A total of six employees were put under surveillance after making claims they suffered from repetitive strain injury.

One Weymouth woman, Jane Brooke, was fired after being filmed alongside members of the public at the fitness centre at Weymouth Swimming Pool.

The Public and Commercial Services Union (PCS) held a rally outside the Land Registry in Cumberland Drive yesterday in support of Mrs Brooke and vowed to fight her sacking as unfair dismissal.

Mrs Brooke said she was told to go to the gym by her doctor after she began suffering from pains in her wrist and her neck seized up.

While at the gym she was filmed by private investigators employed by the Land Registry.
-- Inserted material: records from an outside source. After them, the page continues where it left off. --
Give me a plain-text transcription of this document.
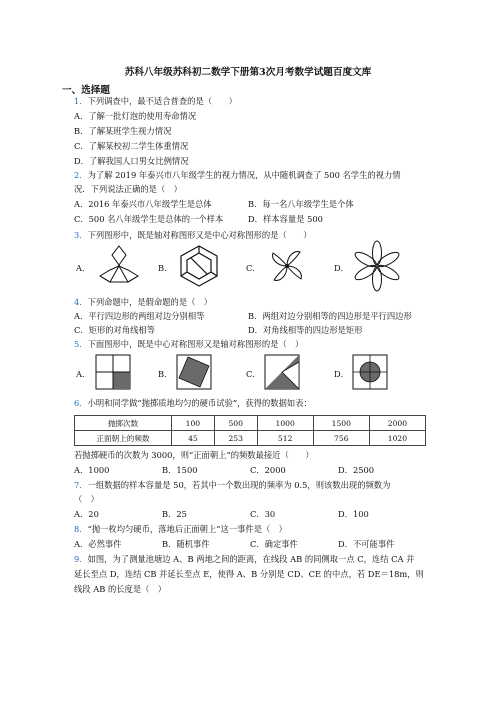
苏科八年级苏科初二数学下册第3次月考数学试题百度文库
一、选择题
1．下列调查中，最不适合普查的是（　　）
A．了解一批灯泡的使用寿命情况
B．了解某班学生视力情况
C．了解某校初二学生体重情况
D．了解我国人口男女比例情况
2．为了解 2019 年泰兴市八年级学生的视力情况，从中随机调查了 500 名学生的视力情
况．下列说法正确的是（　）
A．2016 年泰兴市八年级学生是总体	B．每一名八年级学生是个体
C．500 名八年级学生是总体的一个样本	D．样本容量是 500
3．下列图形中，既是轴对称图形又是中心对称图形的是（　　）
A．	B．	C．	D．
4．下列命题中，是假命题的是（　）
A．平行四边形的两组对边分别相等	B．两组对边分别相等的四边形是平行四边形
C．矩形的对角线相等	D．对角线相等的四边形是矩形
5．下面图形中，既是中心对称图形又是轴对称图形的是（　）
A．	B．	C．	D．
6．小明和同学做“抛掷质地均匀的硬币试验”，获得的数据如表：
抛掷次数	100	500	1000	1500	2000
正面朝上的频数	45	253	512	756	1020
若抛掷硬币的次数为 3000，则“正面朝上”的频数最接近（　　）
A．1000	B．1500	C．2000	D．2500
7．一组数据的样本容量是 50，若其中一个数出现的频率为 0.5，则该数出现的频数为
（　）
A．20	B．25	C．30	D．100
8．“抛一枚均匀硬币，落地后正面朝上”这一事件是（　）
A．必然事件	B．随机事件	C．确定事件	D．不可能事件
9．如图，为了测量池塘边 A、B 两地之间的距离，在线段 AB 的同侧取一点 C，连结 CA 并
延长至点 D，连结 CB 并延长至点 E，使得 A、B 分别是 CD、CE 的中点，若 DE＝18m，则
线段 AB 的长度是（　）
She was filmed over several months but only found out when the PCS, of which she was branch secretary, told her.

Mrs Brooke said that she felt sick when she was given the DVDs showing her being followed around Weymouth.

She said after 30 years’ work she was called into a room and told she had five minutes to leave the Land Registry before being escorted out of the building. She was told she was fired for gross misconduct, with the Land Registry saying that she made a fraudulent claim for her RSI.

She said: “When I put the DVD on I couldn’t watch it. I felt sick. Now I remember looking out of my blinds and thinking ‘oh that car’s still there.’ “They took photographs of my son and my friend. I live on my own, but who are these people and have they been CRB checked? That guy came into the gym and filmed without permission.

“There were about eight other people there and they were mostly women.”

Penny Waller, who still works at the Land Registry, was also filmed and was horrified to see footage of her house while her daughter was at home alone.

“They filmed me with my daughters and they filmed my 17-year-old daughter driving alone and me taking my mother home. They filmed into our front door.

“I think they were trying to say I did not have an injury but I’ve had an operation on my arm.”

PSC assistant general secretary Chris Baugh said Mrs Brooke had been singled out to discourage others from claiming.

He called the episode ‘a public disgrace’ at a meeting at the Alex Inn after the rally outside Land Registry headquarters.

Mr Baugh said the six claims for personal injury were stopped due to costs and concerns about proving that the injuries were caused by work.

A spokesman for the fitness centre confirmed they had been told of filming without their knowledge and no longer allow visitors to take bags in for fear that cameras could be concealed inside.

Of the six employees put under surveillance, three have not yet been informed they were filmed during an investigation believed to have cost £40,000 and containing more than 60 hours’ footage.

Private investigation firm Quantum Enquiries and Surveillance from Cheshire declined to comment.

This comes after news that 62 workers at the Land Registry face losing their jobs as part of cost-cutting measures.

Marion Shelley, spokesman for the Land Registry, said that Mrs Brooke was sacked for gross misconduct.

She said: “Fraud is a criminal offence and any compensation in respect of personal injury claims is paid from fee income received from Land Registry’s customers.

“Land Registry has a duty to ensure that compensation is always properly and justifiably paid.”

When asked to explain the use of surveillance at the gym she said: “The decision to commission limited surveillance was taken following legal advice and after giving due consideration to the impact on the privacy of the employees and those around them.

“Given the potential cost and impact of these and future claims if they were to succeed, Land Registry believes this was a reasonable and proportionate action. It is not a decision that was taken lightly, but Land Registry acted appropriately and in accordance with the law.”

She added: “This action was taken because it was not clear that these were legitimate claims.

“It was not connected to any trade union role held by Mrs Brooke.”